Juan Guaidó falhou a tentativa de golpe de Estado - seria um golpe, por muito que a oposição que lidera o negue, alicerçando-se no facto de o jovem presidente da Assembleia Nacional venezuelana ser presidente interino autoproclamado e ignorando que o presidente é Nicolás Maduro.
E Nicolás Maduro sobreviveu, mas não incólume. Perdeu, assumidamente, um elemento de topo das forças de segurança. Mas um não chega para uma revolução. Nem uma ou duas dúzias deles. Os militares mantêm-se a seu lado, com a promessa é de ações judiciais contra os golpistas a soldo dos EUA. E o futuro é cada vez mais incerto numa Venezuela em crise já praticamente perene. Esta quarta-feira, 1.o de Maio e dia da "maior manifestação de sempre", houve mais do mesmo: protestos antagónicos, confrontos entre opositores e forças de segurança, feridos. O Governo não caiu e a disputa pela razão na Venezuela manteve-se na arena internacional.

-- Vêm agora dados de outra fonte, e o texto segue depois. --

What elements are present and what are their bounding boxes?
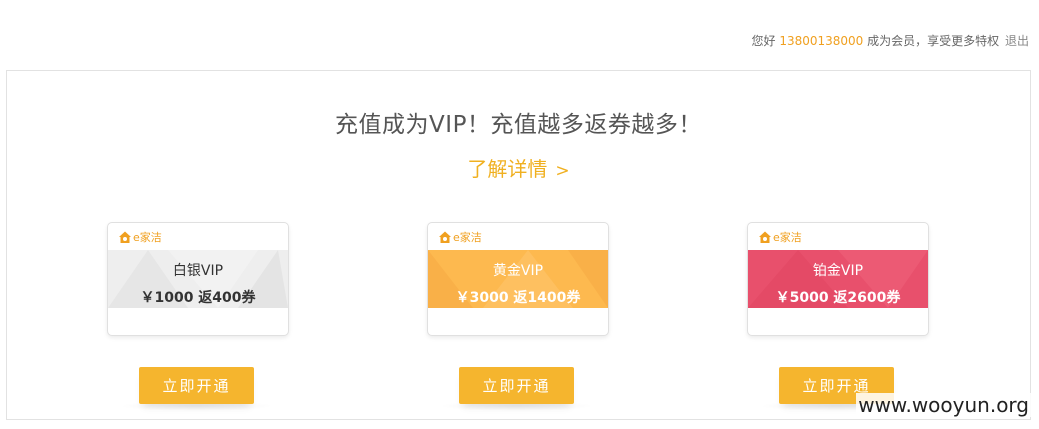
user-phone: 13800138000: [779, 34, 864, 48]
greeting-text: 您好: [751, 34, 776, 48]
brand-logo: e家洁: [758, 229, 802, 245]
vip-card-name: 黄金VIP: [492, 263, 544, 279]
vip-card-platinum: e家洁 铂金VIP ￥5000 返2600券: [747, 222, 929, 336]
house-icon: [439, 231, 451, 243]
chevron-right-icon: >: [555, 161, 570, 181]
member-promo-text: 成为会员，享受更多特权: [867, 34, 1000, 48]
house-icon: [759, 231, 771, 243]
brand-logo: e家洁: [438, 229, 482, 245]
vip-card-band: 黄金VIP ￥3000 返1400券: [428, 250, 608, 308]
brand-logo: e家洁: [118, 229, 162, 245]
brand-logo-text: e家洁: [453, 231, 482, 244]
vip-card-price: ￥3000 返1400券: [455, 290, 581, 306]
vip-recharge-panel: 充值成为VIP！充值越多返券越多！ 了解详情 > e家洁 白银VIP ￥1000 …: [6, 70, 1031, 420]
vip-card-band: 白银VIP ￥1000 返400券: [108, 250, 288, 308]
vip-card-silver: e家洁 白银VIP ￥1000 返400券: [107, 222, 289, 336]
brand-logo-text: e家洁: [133, 231, 162, 244]
vip-card-price: ￥1000 返400券: [140, 290, 256, 306]
watermark-text: www.wooyun.org: [856, 393, 1031, 417]
vip-card-band: 铂金VIP ￥5000 返2600券: [748, 250, 928, 308]
vip-card-gold: e家洁 黄金VIP ￥3000 返1400券: [427, 222, 609, 336]
vip-card-price: ￥5000 返2600券: [775, 290, 901, 306]
logout-link[interactable]: 退出: [1005, 34, 1029, 48]
activate-silver-button[interactable]: 立即开通: [139, 367, 254, 404]
activate-gold-button[interactable]: 立即开通: [459, 367, 574, 404]
house-icon: [119, 231, 131, 243]
vip-card-name: 铂金VIP: [812, 263, 864, 279]
brand-logo-text: e家洁: [773, 231, 802, 244]
page-headline: 充值成为VIP！充值越多返券越多！: [335, 112, 702, 138]
details-link[interactable]: 了解详情 >: [7, 153, 1030, 182]
vip-card-name: 白银VIP: [172, 263, 224, 279]
details-link-label: 了解详情: [467, 157, 548, 181]
member-status-bar: 您好 13800138000 成为会员，享受更多特权 退出: [751, 32, 1029, 49]
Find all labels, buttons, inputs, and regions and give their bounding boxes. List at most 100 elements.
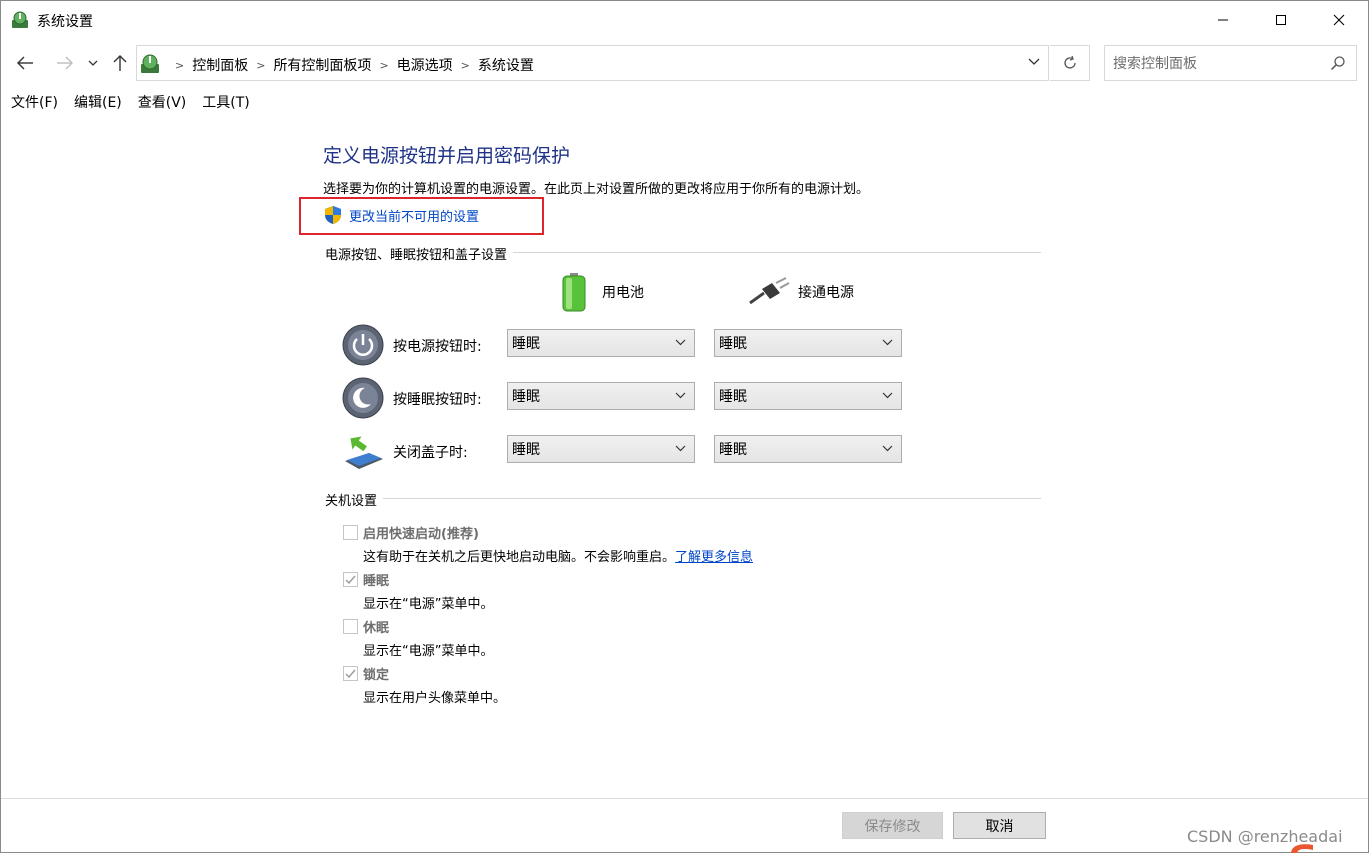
save-changes-button[interactable]: 保存修改 xyxy=(842,812,943,839)
chevron-down-icon xyxy=(88,60,98,66)
watermark-text: CSDN @renzheadai xyxy=(1187,827,1343,846)
breadcrumb-system-settings[interactable]: 系统设置 xyxy=(478,55,534,75)
change-link-label[interactable]: 更改当前不可用的设置 xyxy=(349,206,479,225)
breadcrumb-control-panel[interactable]: 控制面板 xyxy=(192,55,248,75)
change-unavailable-settings-link[interactable]: 更改当前不可用的设置 xyxy=(323,205,479,225)
close-icon xyxy=(1333,14,1345,26)
csdn-logo-icon xyxy=(1291,844,1313,853)
checkmark-icon xyxy=(345,669,356,678)
power-button-row: 按电源按钮时: 睡眠 睡眠 xyxy=(341,321,921,367)
back-button[interactable] xyxy=(13,51,37,75)
sleep-button-label: 按睡眠按钮时: xyxy=(393,392,482,408)
address-bar[interactable]: > 控制面板 > 所有控制面板项 > 电源选项 > 系统设置 xyxy=(136,45,1049,81)
select-value: 睡眠 xyxy=(512,336,540,352)
breadcrumb: > 控制面板 > 所有控制面板项 > 电源选项 > 系统设置 xyxy=(167,55,534,75)
sleep-button-plugged-select[interactable]: 睡眠 xyxy=(714,382,902,410)
hibernate-description: 显示在“电源”菜单中。 xyxy=(363,644,494,659)
select-value: 睡眠 xyxy=(719,442,747,458)
laptop-lid-icon xyxy=(345,436,383,469)
column-label-battery: 用电池 xyxy=(602,285,644,301)
minimize-button[interactable] xyxy=(1194,1,1252,39)
cancel-button[interactable]: 取消 xyxy=(953,812,1046,839)
menu-file[interactable]: 文件(F) xyxy=(11,91,58,115)
footer-divider xyxy=(1,798,1368,799)
breadcrumb-separator-icon: > xyxy=(460,58,470,72)
select-value: 睡眠 xyxy=(512,442,540,458)
power-button-battery-select[interactable]: 睡眠 xyxy=(507,329,695,357)
maximize-button[interactable] xyxy=(1252,1,1310,39)
select-value: 睡眠 xyxy=(512,389,540,405)
search-input[interactable] xyxy=(1113,54,1318,74)
fast-startup-checkbox[interactable] xyxy=(343,525,358,540)
minimize-icon xyxy=(1218,19,1228,21)
fast-startup-description: 这有助于在关机之后更快地启动电脑。不会影响重启。了解更多信息 xyxy=(363,546,753,565)
power-button-icon xyxy=(342,324,384,366)
column-label-plugged: 接通电源 xyxy=(798,285,854,301)
recent-locations-button[interactable] xyxy=(83,51,103,75)
chevron-down-icon xyxy=(882,392,893,399)
search-icon[interactable] xyxy=(1330,55,1346,71)
shutdown-section-title: 关机设置 xyxy=(325,490,384,509)
arrow-up-icon xyxy=(113,55,127,71)
refresh-button[interactable] xyxy=(1050,45,1090,81)
up-button[interactable] xyxy=(108,51,132,75)
hibernate-label: 休眠 xyxy=(363,621,390,636)
power-plug-icon xyxy=(749,277,790,305)
battery-icon xyxy=(562,273,586,312)
learn-more-link[interactable]: 了解更多信息 xyxy=(675,550,753,565)
power-button-label: 按电源按钮时: xyxy=(393,339,482,355)
column-header-battery: 用电池 xyxy=(559,272,644,312)
chevron-down-icon xyxy=(882,445,893,452)
navigation-bar: > 控制面板 > 所有控制面板项 > 电源选项 > 系统设置 xyxy=(1,43,1368,83)
menu-tools[interactable]: 工具(T) xyxy=(202,91,249,115)
title-bar: 系统设置 xyxy=(1,1,1368,39)
breadcrumb-power-options[interactable]: 电源选项 xyxy=(397,55,453,75)
menu-view[interactable]: 查看(V) xyxy=(138,91,187,115)
menu-edit[interactable]: 编辑(E) xyxy=(74,91,122,115)
lock-label: 锁定 xyxy=(363,668,390,683)
breadcrumb-separator-icon: > xyxy=(175,58,185,72)
uac-shield-icon xyxy=(325,206,341,224)
lid-close-plugged-select[interactable]: 睡眠 xyxy=(714,435,902,463)
sleep-button-battery-select[interactable]: 睡眠 xyxy=(507,382,695,410)
refresh-icon xyxy=(1063,55,1076,69)
select-value: 睡眠 xyxy=(719,336,747,352)
arrow-right-icon xyxy=(57,56,73,70)
checkmark-icon xyxy=(345,575,356,584)
forward-button[interactable] xyxy=(53,51,77,75)
sleep-description: 显示在“电源”菜单中。 xyxy=(363,597,494,612)
section-divider xyxy=(325,498,1041,499)
lock-description: 显示在用户头像菜单中。 xyxy=(363,691,507,706)
maximize-icon xyxy=(1276,15,1286,25)
breadcrumb-separator-icon: > xyxy=(379,58,389,72)
breadcrumb-separator-icon: > xyxy=(256,58,266,72)
menu-bar: 文件(F) 编辑(E) 查看(V) 工具(T) xyxy=(1,91,1368,115)
breadcrumb-all-items[interactable]: 所有控制面板项 xyxy=(273,55,371,75)
sleep-checkbox[interactable] xyxy=(343,572,358,587)
address-dropdown-icon[interactable] xyxy=(1028,56,1040,66)
arrow-left-icon xyxy=(17,56,33,70)
lock-checkbox[interactable] xyxy=(343,666,358,681)
window-title: 系统设置 xyxy=(37,14,93,30)
select-value: 睡眠 xyxy=(719,389,747,405)
chevron-down-icon xyxy=(675,392,686,399)
power-section-title: 电源按钮、睡眠按钮和盖子设置 xyxy=(325,244,514,263)
power-button-plugged-select[interactable]: 睡眠 xyxy=(714,329,902,357)
sleep-button-row: 按睡眠按钮时: 睡眠 睡眠 xyxy=(341,374,921,420)
page-title: 定义电源按钮并启用密码保护 xyxy=(323,145,571,167)
hibernate-checkbox[interactable] xyxy=(343,619,358,634)
lid-close-row: 关闭盖子时: 睡眠 睡眠 xyxy=(341,427,921,473)
control-panel-icon xyxy=(141,54,159,73)
lid-close-battery-select[interactable]: 睡眠 xyxy=(507,435,695,463)
sleep-label: 睡眠 xyxy=(363,574,390,589)
search-box[interactable] xyxy=(1104,45,1357,81)
fast-startup-desc-text: 这有助于在关机之后更快地启动电脑。不会影响重启。 xyxy=(363,550,676,565)
close-button[interactable] xyxy=(1310,1,1368,39)
chevron-down-icon xyxy=(675,339,686,346)
lid-close-label: 关闭盖子时: xyxy=(393,445,468,461)
page-description: 选择要为你的计算机设置的电源设置。在此页上对设置所做的更改将应用于你所有的电源计… xyxy=(323,182,870,197)
chevron-down-icon xyxy=(882,339,893,346)
system-settings-window: 系统设置 > 控制面板 > 所有控制面板项 > 电源选项 > 系统设置 搜索控制… xyxy=(0,0,1369,853)
fast-startup-label: 启用快速启动(推荐) xyxy=(363,527,479,542)
chevron-down-icon xyxy=(675,445,686,452)
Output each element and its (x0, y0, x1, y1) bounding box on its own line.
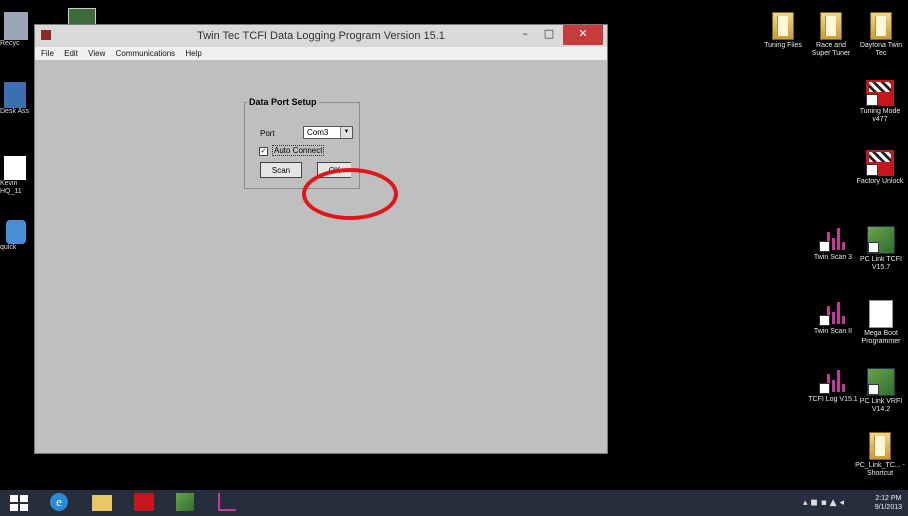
internet-explorer-icon[interactable]: e (50, 493, 74, 513)
port-select-value: Com3 (307, 128, 329, 137)
tuning-files-shortcut[interactable]: Tuning Files (760, 12, 806, 50)
twin-scan-ii-shortcut[interactable]: Twin Scan II (808, 300, 858, 336)
folder-icon (870, 12, 892, 40)
chart-icon (819, 300, 847, 326)
clock-time: 2:12 PM (875, 495, 902, 502)
maximize-button[interactable]: □ (537, 25, 561, 45)
chart-icon[interactable] (218, 493, 242, 513)
icon-label: Twin Scan II (813, 328, 853, 335)
green-app-icon (867, 368, 895, 396)
checkered-flag-icon (866, 150, 894, 176)
client-area: Data Port Setup Port Com3 ▼ ✓ Auto Conne… (39, 61, 603, 449)
pc-link-vrfi-shortcut[interactable]: PC Link VRFI V14.2 (856, 368, 906, 414)
windows-logo-icon (10, 495, 30, 511)
chart-icon (819, 368, 847, 394)
icon-label: PC_Link_TC... - Shortcut (855, 462, 905, 477)
quick-icon[interactable]: quick (0, 220, 32, 252)
minimize-button[interactable]: – (513, 25, 537, 45)
checkered-flag-icon (866, 80, 894, 106)
port-select[interactable]: Com3 ▼ (303, 126, 353, 139)
title-bar[interactable]: Twin Tec TCFI Data Logging Program Versi… (35, 25, 607, 47)
icon-label: Race and Super Tuner (811, 42, 851, 57)
tcfi-log-shortcut[interactable]: TCFI Log V15.1 (808, 368, 858, 404)
folder-icon (772, 12, 794, 40)
system-tray-icons[interactable]: ▴ ◼ ▪ ▲ ◂ (803, 498, 844, 508)
chevron-down-icon[interactable]: ▼ (340, 127, 352, 138)
start-button[interactable] (10, 493, 30, 513)
factory-unlock-shortcut[interactable]: Factory Unlock (856, 150, 904, 186)
twin-scan-3-shortcut[interactable]: Twin Scan 3 (808, 226, 858, 262)
group-legend: Data Port Setup (249, 97, 317, 107)
auto-connect-checkbox[interactable]: ✓ (259, 147, 268, 156)
menu-communications[interactable]: Communications (116, 49, 176, 58)
icon-label: Mega Boot Programmer (861, 330, 901, 345)
icon-label: PC Link VRFI V14.2 (859, 398, 903, 413)
icon-label: Twin Scan 3 (813, 254, 853, 261)
clock[interactable]: 2:12 PM 9/1/2013 (875, 494, 902, 512)
file-explorer-icon[interactable] (92, 493, 116, 513)
close-button[interactable]: ✕ (563, 25, 603, 45)
quick-label: quick (0, 244, 17, 251)
auto-connect-label[interactable]: Auto Connect (272, 145, 325, 156)
desktop: Recyc Desk Ass Kevin HQ_11 quick Tuning … (0, 0, 908, 490)
taskbar: e ▴ ◼ ▪ ▲ ◂ 2:12 PM 9/1/2013 (0, 490, 908, 516)
annotation-circle (302, 168, 398, 220)
menu-file[interactable]: File (41, 49, 54, 58)
daytona-twin-tec-shortcut[interactable]: Daytona Twin Tec (858, 12, 904, 58)
icon-label: Tuning Mode v477 (859, 108, 901, 123)
desktop-assistant-label: Desk Ass (0, 108, 30, 115)
race-and-super-tuner-shortcut[interactable]: Race and Super Tuner (808, 12, 854, 58)
chart-icon (819, 226, 847, 252)
folder-icon (869, 432, 891, 460)
pc-link-tcfi-shortcut[interactable]: PC Link TCFI V15.7 (856, 226, 906, 272)
port-label: Port (260, 129, 275, 138)
menu-bar: File Edit View Communications Help (35, 47, 607, 60)
document-icon (869, 300, 893, 328)
pc-link-tc-shortcut[interactable]: PC_Link_TC... - Shortcut (854, 432, 906, 478)
menu-edit[interactable]: Edit (64, 49, 78, 58)
checkered-flag-icon[interactable] (134, 493, 158, 513)
green-app-icon (867, 226, 895, 254)
menu-view[interactable]: View (88, 49, 105, 58)
desktop-assistant-icon[interactable]: Desk Ass (0, 82, 32, 116)
icon-label: TCFI Log V15.1 (808, 396, 858, 403)
scan-button[interactable]: Scan (260, 162, 302, 178)
recycle-bin-label: Recyc (0, 40, 20, 47)
tuning-mode-shortcut[interactable]: Tuning Mode v477 (856, 80, 904, 124)
kevin-file-label: Kevin HQ_11 (0, 180, 22, 195)
icon-label: Tuning Files (764, 42, 802, 49)
recycle-bin-icon[interactable]: Recyc (0, 12, 28, 48)
green-app-icon[interactable] (176, 493, 200, 513)
icon-label: PC Link TCFI V15.7 (860, 256, 902, 271)
icon-label: Daytona Twin Tec (859, 42, 903, 57)
folder-icon (820, 12, 842, 40)
mega-boot-programmer-shortcut[interactable]: Mega Boot Programmer (856, 300, 906, 346)
app-window: Twin Tec TCFI Data Logging Program Versi… (34, 24, 608, 454)
menu-help[interactable]: Help (185, 49, 201, 58)
clock-date: 9/1/2013 (874, 504, 902, 511)
icon-label: Factory Unlock (856, 178, 904, 185)
kevin-file-icon[interactable]: Kevin HQ_11 (0, 156, 32, 196)
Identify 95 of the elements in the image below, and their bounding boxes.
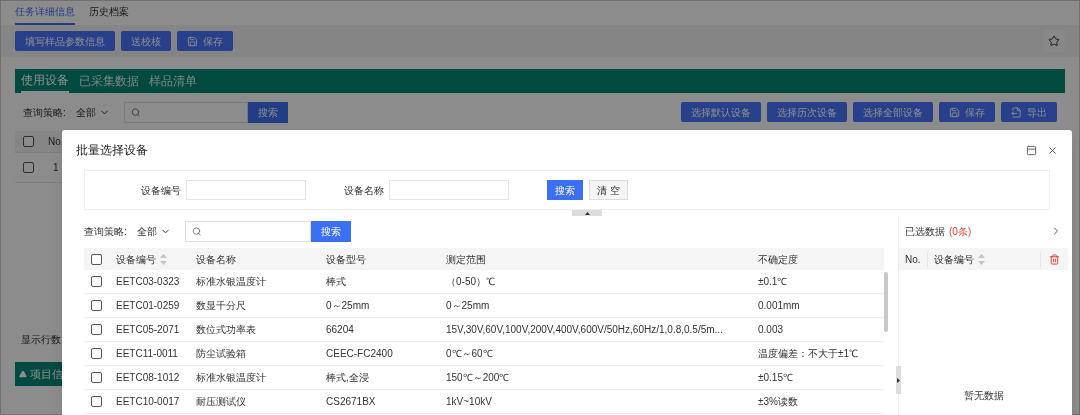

Eram alguns milhares de ambos os lados, mas os militares, peça fulcral no tabuleiro de poder venezuelano, estavam no de Maduro. A deserção anunciada anteontem por Guaidó não surtiu o efeito de mimetismo esperado, apesar de uma das figuras maiores na estrutura de segurança do Estado, o diretor do Serviço Bolivariano de Informações (Sebin), ter saído de cena e ser trocado pelo seu antecessor. Disse-se que apoiou o golpe e a verdade é que o líder opositor Leopoldo López, libertado da prisão domiciliária (provavelmente a única vitória de Guaidó na terça-feira), disse tê-lo sido com anuência dos agentes do Sebin que o vigiavam. Manuel Ricardo Cristopher Figuera explicaria depois que "sempre reconheceu" Maduro, mas que "seria irresponsável culpar só império norte-americano" pelo "estado de deterioração" da Venezuela.
Haveria um plano?
Mais, retomando o discurso de Washington, Figuera denunciou "muitas pessoas" da confiança de Maduro que andavam "a negociar pelas costas", mas "pelos seus próprios e mesquinhos interesses". O argumento da defeção de altas patentes fora avançado anteontem pelo conselheiro de segurança nacional da Casa Branca, John Bolton, que garantia que o ministro da Defesa, o presidente do Supremo Tribunal de Justiça e o comandante da guarda de honra presidencial queriam a saída de Maduro. Bolton só não referia o Sebin. E o ministro da Defesa apareceu, pouco depois, com vivas a Maduro.
Na quarta-feira, o jornal "El Español" dava conta de um plano para o exílio de Maduro, acordado pelo próprio e os três elementos referidos por Bolton com Guaidó, com conhecimento da Rússia e dos EUA. Anteontem, o secretário de Estado dos EUA, Mike Pompeo, dissera mesmo que Maduro estava num avião para Cuba. Mas que a Rússia o impedira. o diário diz que, afinal, foi o número dois do chavismo, Diosdado Cabello, que travou o presidente.
"Senhor Pompeo, por favor, que falta de seriedade", diria Maduro, já à noite, chamando "idiota útil" dos EUA a Guaidó e garantindo ter 80% dos militares consigo. Já de Cuba, que o presidente dos EUA, Donald Trump ameaçou estrangular ainda mais se continuasse a apoiar militarmente Maduro, o ministro dos Negócios Estrangeiros, Bruno Rodríguez, apelidaria Bolton de "mentiroso patológico".
A guerra verbal parece ser a única que avança em torno da Venezuela. Pompeo voltou a não descartar uma intervenção militar "se necessário" e o secretário de Estado da Defesa, Patrick Shanahan, cancelou uma viagem à Europa. Do lado de lá do globo, a Rússia - que nega ter travado o que quer que seja, apesar de alguma imprensa afirmar que negociara a saída de Maduro contra a garantia de pagamento da dívida venezuelana - lamentava novamente uma "grave violação da lei internacional" pelos EUA.
DADOS
Irão e Síria
Teerão e Damasco manifestaram ontem apoio ao Governo de Maduro e condenaram o "golpe de Estado falhado".
Grupo de Contacto
O Grupo Internacional de Contacto (países europeus e da América Latina) voltou a pedir uma solução "política, pacífica e democrática" para a Venezuela e a exortar as forças de segurança a não usar da força.
MNE português
Augusto Santos Silva apelou "os detentores dos meios repressivos do Estado" a abster-se de usar da violência "contra pessoas que apenas exercem o seu direito ao protesto, à manifestação e à reunião".